Now download Kies and install it. I used version 1.5.3.10093_80. When Kies starts up it may ask you to let it update itself (or it may not; on my VM it didn't on my physical machine it did). I didn't manage to get it to work after updating, though that isn't to say that it wouldn't; simply that I hadn't figured out all the rest of the workarounds yet. Regardless, you can certainly update your phone without running an updated kies. It's up to you if you want to take a punt and update. Close Kies down again and open up the registry editor (enter "regedit" into the Run... dialogue on the start menu). You need to add two registry keys in order to stop the firmware update software from recursing its way into a stack overflow as it tries to look for them when you start the upate process:
  • In System/HKEY_Local_Machine/Software/Samsung add a new key named FUS
  • In System/HKEY__CURRENT_USER/Software/Samsung add a new key named FUS
Close the registry editor and restart kies. If you don't do this, the firmware update will stall at 0% trying to download binaries, and eventually you'll get an error message about MSC.Thunder.FirmwareUpdate running out of memory. If this happens to you don't worry; the updater hasn't actually started doing anything to your phone yet. Once it's crashed you can just unplug your phone.

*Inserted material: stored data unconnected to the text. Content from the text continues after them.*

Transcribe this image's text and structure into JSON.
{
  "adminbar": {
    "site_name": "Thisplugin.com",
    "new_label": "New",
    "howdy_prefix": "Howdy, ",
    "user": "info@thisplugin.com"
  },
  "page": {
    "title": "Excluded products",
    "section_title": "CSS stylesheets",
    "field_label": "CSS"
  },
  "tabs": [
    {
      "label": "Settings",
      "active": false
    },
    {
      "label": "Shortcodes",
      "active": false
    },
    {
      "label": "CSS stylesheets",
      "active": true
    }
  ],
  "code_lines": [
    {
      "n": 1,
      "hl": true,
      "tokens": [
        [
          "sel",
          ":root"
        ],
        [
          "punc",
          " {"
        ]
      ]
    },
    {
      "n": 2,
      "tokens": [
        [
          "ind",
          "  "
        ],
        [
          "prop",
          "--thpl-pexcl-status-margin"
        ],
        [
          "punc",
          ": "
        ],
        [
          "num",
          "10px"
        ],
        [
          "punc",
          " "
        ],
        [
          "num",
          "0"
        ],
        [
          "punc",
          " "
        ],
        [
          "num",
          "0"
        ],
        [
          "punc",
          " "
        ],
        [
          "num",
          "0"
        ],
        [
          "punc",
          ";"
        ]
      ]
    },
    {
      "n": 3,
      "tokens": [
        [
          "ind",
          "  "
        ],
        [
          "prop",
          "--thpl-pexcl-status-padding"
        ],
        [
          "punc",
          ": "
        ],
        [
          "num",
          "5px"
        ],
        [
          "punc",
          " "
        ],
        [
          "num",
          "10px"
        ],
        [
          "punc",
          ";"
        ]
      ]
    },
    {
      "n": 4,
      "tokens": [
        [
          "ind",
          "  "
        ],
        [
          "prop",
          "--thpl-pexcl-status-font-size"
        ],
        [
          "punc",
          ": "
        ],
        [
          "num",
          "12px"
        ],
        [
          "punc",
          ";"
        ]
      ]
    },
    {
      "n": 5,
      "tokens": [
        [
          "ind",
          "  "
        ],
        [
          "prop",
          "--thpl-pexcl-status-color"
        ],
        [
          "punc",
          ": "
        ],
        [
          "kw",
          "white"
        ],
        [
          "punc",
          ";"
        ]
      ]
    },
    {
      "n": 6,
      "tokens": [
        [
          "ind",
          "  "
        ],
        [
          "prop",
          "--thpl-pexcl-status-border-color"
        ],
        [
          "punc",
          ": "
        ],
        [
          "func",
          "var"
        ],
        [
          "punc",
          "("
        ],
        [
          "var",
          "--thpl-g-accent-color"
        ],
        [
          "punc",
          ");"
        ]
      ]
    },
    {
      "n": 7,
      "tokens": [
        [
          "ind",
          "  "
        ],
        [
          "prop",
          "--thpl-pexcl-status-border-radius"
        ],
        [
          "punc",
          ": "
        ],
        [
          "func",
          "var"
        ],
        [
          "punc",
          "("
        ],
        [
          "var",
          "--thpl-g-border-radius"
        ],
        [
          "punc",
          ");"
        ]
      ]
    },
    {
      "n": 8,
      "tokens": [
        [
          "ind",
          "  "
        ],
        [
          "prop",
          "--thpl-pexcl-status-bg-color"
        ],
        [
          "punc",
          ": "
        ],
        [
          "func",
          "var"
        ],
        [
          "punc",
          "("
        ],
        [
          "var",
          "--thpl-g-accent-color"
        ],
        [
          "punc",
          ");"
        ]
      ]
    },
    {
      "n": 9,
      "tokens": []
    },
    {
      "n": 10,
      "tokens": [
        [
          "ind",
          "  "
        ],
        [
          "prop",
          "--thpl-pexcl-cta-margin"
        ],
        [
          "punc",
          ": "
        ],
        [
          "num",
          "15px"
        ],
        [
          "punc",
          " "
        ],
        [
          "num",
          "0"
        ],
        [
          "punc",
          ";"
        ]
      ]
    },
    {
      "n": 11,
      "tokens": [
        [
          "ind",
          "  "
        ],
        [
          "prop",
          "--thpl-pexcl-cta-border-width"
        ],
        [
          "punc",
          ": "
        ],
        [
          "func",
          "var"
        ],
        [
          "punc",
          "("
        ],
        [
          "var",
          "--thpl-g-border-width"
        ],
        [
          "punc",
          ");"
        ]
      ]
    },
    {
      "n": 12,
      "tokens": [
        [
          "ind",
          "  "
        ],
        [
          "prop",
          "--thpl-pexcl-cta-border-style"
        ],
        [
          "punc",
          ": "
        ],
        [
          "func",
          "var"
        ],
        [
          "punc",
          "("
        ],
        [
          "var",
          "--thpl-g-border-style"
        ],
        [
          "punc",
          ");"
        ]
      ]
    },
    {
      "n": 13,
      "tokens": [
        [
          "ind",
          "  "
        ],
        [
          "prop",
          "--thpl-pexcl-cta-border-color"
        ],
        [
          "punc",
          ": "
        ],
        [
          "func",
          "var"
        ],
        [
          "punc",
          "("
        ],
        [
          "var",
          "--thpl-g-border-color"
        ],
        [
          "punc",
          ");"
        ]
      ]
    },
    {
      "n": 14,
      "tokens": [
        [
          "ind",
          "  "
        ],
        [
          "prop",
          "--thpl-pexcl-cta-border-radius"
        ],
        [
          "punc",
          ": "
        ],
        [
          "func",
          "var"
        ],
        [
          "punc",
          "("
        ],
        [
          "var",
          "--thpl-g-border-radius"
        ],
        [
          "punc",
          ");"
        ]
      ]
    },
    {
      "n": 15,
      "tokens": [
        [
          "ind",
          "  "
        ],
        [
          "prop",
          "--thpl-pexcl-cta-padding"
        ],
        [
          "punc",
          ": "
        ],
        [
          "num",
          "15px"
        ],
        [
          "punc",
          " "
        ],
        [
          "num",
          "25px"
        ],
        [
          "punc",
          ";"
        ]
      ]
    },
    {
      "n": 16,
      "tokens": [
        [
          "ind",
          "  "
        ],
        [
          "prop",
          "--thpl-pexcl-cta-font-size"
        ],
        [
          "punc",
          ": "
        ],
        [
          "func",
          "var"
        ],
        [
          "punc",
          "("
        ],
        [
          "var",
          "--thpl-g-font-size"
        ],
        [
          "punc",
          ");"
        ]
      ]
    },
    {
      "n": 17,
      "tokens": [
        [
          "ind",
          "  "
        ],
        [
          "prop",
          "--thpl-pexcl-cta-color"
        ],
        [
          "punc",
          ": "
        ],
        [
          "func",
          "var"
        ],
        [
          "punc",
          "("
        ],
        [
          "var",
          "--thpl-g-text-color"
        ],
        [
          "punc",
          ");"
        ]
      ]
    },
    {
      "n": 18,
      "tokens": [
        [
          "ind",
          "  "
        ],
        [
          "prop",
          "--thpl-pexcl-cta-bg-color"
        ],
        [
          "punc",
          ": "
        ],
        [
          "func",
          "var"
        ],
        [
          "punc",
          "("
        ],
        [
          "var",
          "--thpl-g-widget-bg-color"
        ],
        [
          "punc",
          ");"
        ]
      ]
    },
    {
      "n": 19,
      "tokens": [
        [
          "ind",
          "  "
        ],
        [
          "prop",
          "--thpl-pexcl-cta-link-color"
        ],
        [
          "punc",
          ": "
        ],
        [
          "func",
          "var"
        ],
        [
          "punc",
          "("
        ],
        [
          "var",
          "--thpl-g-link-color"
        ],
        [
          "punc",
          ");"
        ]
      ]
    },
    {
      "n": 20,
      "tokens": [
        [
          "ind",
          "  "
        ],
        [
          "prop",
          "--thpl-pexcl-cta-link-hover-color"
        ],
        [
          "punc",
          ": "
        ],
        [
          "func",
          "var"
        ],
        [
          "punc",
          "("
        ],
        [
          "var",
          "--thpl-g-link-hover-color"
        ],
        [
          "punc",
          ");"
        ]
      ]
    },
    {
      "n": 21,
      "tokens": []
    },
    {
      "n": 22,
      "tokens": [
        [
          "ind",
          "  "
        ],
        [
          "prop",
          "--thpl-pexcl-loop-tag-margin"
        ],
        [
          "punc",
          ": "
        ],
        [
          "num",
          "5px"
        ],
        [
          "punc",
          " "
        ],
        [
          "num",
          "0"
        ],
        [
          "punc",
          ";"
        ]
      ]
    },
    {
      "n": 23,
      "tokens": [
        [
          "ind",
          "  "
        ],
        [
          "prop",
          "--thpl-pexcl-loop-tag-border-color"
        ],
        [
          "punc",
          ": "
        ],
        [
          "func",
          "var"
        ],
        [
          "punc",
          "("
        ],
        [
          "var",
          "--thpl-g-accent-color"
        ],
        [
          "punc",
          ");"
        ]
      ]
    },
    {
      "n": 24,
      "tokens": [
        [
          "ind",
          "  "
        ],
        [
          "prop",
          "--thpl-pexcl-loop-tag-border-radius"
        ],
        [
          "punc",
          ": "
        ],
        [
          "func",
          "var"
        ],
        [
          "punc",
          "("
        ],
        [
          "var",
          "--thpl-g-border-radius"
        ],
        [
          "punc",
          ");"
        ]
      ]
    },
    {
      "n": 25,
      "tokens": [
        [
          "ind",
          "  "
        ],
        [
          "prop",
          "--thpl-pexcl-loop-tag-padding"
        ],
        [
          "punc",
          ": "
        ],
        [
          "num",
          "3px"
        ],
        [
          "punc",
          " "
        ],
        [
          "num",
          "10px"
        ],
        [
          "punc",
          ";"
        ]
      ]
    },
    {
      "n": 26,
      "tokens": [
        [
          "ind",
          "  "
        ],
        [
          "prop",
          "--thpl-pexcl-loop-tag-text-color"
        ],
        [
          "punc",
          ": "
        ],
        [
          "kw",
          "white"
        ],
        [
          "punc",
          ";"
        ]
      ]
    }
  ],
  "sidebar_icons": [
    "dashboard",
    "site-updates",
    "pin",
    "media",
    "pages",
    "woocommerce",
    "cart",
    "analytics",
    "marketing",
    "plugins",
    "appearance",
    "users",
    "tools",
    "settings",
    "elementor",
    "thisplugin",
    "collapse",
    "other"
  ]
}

Over to the phone now: Switch your phone to Samsung Kies mode in the USB settings menu (which is hidden inside the "About Phone" menu in the main settings menu) and switch your launcher to TouchWiz or Kies won't play nice. I set it as the default for the upgrade, just to be safe. Navigate to the homescreen and plug your phone in to the PC. If you're lucky, you'll get the MTP screen up on the phone with the message "Initialising" shortly followed by "Connected". If you're unlucky your phone will, at this point, go mental and start rapidly switching between the homescreen and the MTP screen. In this case, unplug the USB cable and go on the phone to settings->SD card and phone storage->Internal SD card. Unmount and format the internal SD card. Plug the phone back in to the PC, and you should get to the "Connected" screen. Kies should now see your phone pretty quickly, and offer you a firmware update (if one is available). It should be plain sailing from this point, just go through the update process marvelling at the incomprehensible language used in the dialogues. Don't mess with your phone at all until the update is complete.

Once the update is complete, your phone will sit on the S splash screen for what seems like an age. It'll also be extremely unresponsive after it finally starts up. I assume it's doing some book keeping behind the scenes, since this will pass after a short while.

1 comment:

Unknown said...

Hey, thanks for posting this. I was pulling my hair out trying to get this stuff to work.